(00:00) Sergio Devecchi wurde 1947, zehn Tage nach seiner Geburt, in das Heim «Gott hilft» in Pura bei Lugano platziert. Vermutlich war seine uneheliche Geburt die Ursache. Seine Mutter und die Grossmutter waren wohl überfordert. Genaue Erinnerungen reichen zurück auf seinen Eintritt in den Kindergarten im Dorf, als er drei oder vier Jahre alt war. Hier realisierte er zum ersten Mal, dass die Heimeltern gar nicht seine wirklichen Eltern waren, weil er ausgegrenzt wurde. Aber niemand erklärte ihm die Umstände.
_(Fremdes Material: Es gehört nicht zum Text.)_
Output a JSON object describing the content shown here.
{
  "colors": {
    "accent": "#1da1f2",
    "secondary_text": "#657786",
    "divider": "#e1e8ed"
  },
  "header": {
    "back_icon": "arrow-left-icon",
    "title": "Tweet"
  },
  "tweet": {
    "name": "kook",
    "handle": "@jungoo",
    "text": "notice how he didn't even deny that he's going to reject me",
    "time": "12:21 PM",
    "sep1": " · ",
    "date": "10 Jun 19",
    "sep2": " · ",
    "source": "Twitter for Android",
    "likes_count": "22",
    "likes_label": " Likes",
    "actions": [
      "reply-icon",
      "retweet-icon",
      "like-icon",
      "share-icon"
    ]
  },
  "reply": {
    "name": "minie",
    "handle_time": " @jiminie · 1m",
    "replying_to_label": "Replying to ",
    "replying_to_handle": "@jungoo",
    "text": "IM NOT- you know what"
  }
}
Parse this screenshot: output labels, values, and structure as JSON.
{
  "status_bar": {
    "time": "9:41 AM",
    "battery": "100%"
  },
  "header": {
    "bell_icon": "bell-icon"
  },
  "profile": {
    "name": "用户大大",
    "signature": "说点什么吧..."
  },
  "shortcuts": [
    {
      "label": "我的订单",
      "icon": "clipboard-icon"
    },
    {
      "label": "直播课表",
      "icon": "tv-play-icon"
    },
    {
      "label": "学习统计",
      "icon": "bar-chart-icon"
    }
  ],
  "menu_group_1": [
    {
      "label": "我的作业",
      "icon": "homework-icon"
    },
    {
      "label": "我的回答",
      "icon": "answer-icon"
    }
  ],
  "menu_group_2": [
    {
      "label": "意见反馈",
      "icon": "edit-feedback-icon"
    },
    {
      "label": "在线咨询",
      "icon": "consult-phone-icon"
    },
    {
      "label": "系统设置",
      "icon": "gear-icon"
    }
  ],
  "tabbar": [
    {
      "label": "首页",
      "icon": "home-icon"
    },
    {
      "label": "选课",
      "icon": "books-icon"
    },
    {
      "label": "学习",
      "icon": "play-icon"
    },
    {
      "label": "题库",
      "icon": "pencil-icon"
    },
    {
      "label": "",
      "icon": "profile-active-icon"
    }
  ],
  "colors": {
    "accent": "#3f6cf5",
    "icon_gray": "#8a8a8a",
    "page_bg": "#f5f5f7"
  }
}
(05:48) Mit elf Jahren wurde Sergio Devecchi unvermittelt und ohne Information aus dem Heim in Pura genommen, weil dieses geschlossen wurde – was ihm aber niemand erklärte. Aus verschiedenen Heimen in der Nähe flüchtete er immer wieder, so dass er schliesslich ins entfernte Graubünden, nach Zizers ins Heim der gleichen Stiftung «Gott hilft», versetzt wurde. Hier herrschte ein religiös geprägtes, strenges und teilweise gewalttätiges Regime durch das Heimpersonal. Das Heim beruhte auf ausbeuterischer Kinderarbeit. Sergio Devecchi konnte immerhin die Sekundarschule besuchen und als Stallbub Verantwortung für Tiere übernehmen.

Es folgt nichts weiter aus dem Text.